La prima sfida a un processo partecipatorio produttivo è costituita dall’atteggiamento dei responsabili (politici, scienziati, pianificatori ecc.). Benché si riscontri un sostegno generalmente diffuso a un processo partecipativo a livello di dichiarazioni, i responsabili spesso nutrono riserve relative all’effettivo valore del coinvolgimento dei soggetti interessati. Tali riserve derivano da un atteggiamento del tipo “io sono un esperto, loro no” che mette in discussione la validità delle conoscenze possedute dai partecipanti “meno informati”. Tali atteggiamenti si possono suddividere più o meno in 4 gruppi distinti (figura 1). L’ipotesi di fondo dei primi due gruppi è che i non addetti ai lavori non possiedano le conoscenze specifiche
necessarie per dare un valido contributo. Questo produce due atteggiamenti diversi: uno “artistico” e uno “istruttivo”. Gli “artisti” non hanno bisogno di spiegare le proprie decisioni e la loro validità deriva dalla loro autorevolezza personale (o istituzionale). Gli “educatori”, d’altro canto, ricercano il consenso del pubblico ma si aspettano di ottenerlo dopo che il pubblico è stato ben istruito sulla “cosa giusta” da fare. Gli educatori credono nella cosiddetta “riparazione cognitiva”.

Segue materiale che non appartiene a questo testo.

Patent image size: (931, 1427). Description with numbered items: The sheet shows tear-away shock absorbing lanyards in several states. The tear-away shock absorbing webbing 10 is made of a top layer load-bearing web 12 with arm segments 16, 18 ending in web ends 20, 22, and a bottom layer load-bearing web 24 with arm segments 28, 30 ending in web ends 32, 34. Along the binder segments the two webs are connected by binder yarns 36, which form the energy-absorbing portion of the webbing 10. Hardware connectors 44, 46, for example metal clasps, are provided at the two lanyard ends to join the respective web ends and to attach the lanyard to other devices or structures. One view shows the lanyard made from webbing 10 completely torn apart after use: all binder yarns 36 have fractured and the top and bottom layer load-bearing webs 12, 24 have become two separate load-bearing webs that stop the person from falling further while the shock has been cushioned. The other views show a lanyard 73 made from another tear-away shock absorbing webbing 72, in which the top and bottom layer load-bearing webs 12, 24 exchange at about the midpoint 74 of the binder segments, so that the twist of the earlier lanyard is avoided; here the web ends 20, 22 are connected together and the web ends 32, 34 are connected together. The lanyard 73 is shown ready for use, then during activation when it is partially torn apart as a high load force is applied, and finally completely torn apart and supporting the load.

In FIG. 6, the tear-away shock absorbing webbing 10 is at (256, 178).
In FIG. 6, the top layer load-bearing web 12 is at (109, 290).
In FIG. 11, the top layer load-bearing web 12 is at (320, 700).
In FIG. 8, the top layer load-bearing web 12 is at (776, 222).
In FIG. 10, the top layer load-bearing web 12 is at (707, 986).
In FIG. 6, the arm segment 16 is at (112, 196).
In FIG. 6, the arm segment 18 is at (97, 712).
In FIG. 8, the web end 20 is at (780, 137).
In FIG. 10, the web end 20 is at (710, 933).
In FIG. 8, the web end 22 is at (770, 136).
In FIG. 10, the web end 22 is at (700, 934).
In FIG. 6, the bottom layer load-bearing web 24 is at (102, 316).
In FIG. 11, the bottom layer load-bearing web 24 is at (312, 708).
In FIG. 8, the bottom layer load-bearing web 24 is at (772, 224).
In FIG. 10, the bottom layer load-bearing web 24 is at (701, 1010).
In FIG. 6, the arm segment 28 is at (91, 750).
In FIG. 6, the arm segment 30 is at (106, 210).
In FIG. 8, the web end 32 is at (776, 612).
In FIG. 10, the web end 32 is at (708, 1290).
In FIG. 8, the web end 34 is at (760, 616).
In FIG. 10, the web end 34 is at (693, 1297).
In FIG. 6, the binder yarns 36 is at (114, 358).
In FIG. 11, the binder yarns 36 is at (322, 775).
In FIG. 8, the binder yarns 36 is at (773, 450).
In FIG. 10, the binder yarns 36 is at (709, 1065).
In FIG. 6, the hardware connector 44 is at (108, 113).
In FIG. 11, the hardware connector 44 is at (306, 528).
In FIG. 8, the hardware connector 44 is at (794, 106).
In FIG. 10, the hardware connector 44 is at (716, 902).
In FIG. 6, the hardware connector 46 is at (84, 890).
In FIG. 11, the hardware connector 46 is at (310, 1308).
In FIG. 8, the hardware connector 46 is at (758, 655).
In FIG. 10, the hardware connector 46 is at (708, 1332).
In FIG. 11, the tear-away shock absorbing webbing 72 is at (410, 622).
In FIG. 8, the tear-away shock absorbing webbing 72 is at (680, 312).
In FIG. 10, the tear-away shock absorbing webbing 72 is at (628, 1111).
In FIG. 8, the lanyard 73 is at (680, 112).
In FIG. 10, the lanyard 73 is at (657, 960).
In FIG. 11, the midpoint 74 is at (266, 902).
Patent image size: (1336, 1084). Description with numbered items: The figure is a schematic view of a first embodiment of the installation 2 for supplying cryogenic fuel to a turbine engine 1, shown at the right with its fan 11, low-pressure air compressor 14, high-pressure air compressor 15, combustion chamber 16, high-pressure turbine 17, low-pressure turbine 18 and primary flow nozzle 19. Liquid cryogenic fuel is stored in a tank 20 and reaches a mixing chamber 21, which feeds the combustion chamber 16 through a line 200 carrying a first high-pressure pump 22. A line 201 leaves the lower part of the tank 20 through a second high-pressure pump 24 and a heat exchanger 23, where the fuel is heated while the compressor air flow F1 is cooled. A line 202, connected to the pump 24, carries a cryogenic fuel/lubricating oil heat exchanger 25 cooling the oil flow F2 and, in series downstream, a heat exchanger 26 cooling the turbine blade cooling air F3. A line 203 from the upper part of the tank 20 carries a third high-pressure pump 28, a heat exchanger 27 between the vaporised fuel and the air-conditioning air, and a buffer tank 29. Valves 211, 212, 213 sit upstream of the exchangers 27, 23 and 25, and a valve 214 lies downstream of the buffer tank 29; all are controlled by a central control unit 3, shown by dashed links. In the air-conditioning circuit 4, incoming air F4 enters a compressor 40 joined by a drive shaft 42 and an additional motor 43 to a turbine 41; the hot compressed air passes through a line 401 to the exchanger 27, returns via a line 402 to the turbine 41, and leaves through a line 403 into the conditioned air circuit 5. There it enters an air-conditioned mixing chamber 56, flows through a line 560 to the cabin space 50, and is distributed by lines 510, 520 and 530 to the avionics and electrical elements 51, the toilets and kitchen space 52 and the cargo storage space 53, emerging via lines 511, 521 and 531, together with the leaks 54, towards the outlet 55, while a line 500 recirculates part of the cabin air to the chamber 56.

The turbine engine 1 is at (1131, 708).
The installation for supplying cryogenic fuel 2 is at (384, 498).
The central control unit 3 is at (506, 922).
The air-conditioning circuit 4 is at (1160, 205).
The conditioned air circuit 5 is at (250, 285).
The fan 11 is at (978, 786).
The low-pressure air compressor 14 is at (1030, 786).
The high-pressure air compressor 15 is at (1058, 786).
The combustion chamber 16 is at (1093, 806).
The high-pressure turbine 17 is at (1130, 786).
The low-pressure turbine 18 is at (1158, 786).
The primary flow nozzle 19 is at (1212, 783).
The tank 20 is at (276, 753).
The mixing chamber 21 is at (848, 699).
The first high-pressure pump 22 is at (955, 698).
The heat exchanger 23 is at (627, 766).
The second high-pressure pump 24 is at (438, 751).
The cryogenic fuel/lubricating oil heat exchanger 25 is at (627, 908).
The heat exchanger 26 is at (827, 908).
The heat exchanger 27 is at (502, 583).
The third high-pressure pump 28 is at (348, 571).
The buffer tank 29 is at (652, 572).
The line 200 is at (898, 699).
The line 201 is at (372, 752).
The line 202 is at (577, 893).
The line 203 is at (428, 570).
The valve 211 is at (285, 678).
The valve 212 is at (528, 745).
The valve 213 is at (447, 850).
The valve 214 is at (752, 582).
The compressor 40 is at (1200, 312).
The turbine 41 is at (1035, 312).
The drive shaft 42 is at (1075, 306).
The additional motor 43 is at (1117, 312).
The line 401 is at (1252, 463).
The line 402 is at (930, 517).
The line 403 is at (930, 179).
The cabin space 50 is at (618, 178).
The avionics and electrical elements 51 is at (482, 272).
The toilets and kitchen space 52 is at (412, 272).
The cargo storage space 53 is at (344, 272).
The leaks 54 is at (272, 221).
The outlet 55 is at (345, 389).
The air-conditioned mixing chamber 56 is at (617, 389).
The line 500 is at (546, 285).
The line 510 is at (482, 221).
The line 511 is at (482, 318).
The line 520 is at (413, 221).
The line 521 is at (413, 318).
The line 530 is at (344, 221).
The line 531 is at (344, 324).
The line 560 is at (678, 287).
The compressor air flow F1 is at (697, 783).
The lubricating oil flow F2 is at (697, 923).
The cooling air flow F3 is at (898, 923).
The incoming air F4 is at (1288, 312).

Le altre due “personalità” decisionali accettano il fatto che la conoscenza dei non addetti ai lavori è rilevante, ma reagiscono in modo diverso. Il comportamento “al servizio del cliente” presuppone che vi sia un solo Cliente i cui desideri devono essere esauditi a spese degli altri. Soltanto il quarto tipo di atteggiamento, che guarda al processo decisionale/pianificatore in un’ottica di progetto comune, consente l’approccio partecipativo. Questa in pratica è una posizione rara perché i decisori spesso la considerano una posizione pericolosa e una minaccia per la propria identità professionale. Molti processi “partecipativi” non riescono ad esprimere tutte le loro potenzialità perché uno o più partecipanti chiave adottano uno dei primi tre atteggiamenti.
Per quanto riguarda il pubblico, una delle maggiori preoccupazioni è costituita dalla legittimità di coloro che pretendono di rappresentarlo. Di solito si presuppone (talvolta erroneamente) che i gruppi della società civile e le ONG rappresentino adeguatamente l’«interesse generale» o gli abitanti del luogo; in quanto tali, questi gruppi godono di un alto livello di legittimità (Valaskakis, 2001).
Rispetto alla rappresentazione politica, tuttavia, il funzionamento del settore non governativo è notevolmente meno regolamentato. Pertanto la trasparenza non è garantita ed eventuali programmi occulti (politici, finanziari o di altro genere) sono difficili da scoprire (Voogd in Woltjer, 1999).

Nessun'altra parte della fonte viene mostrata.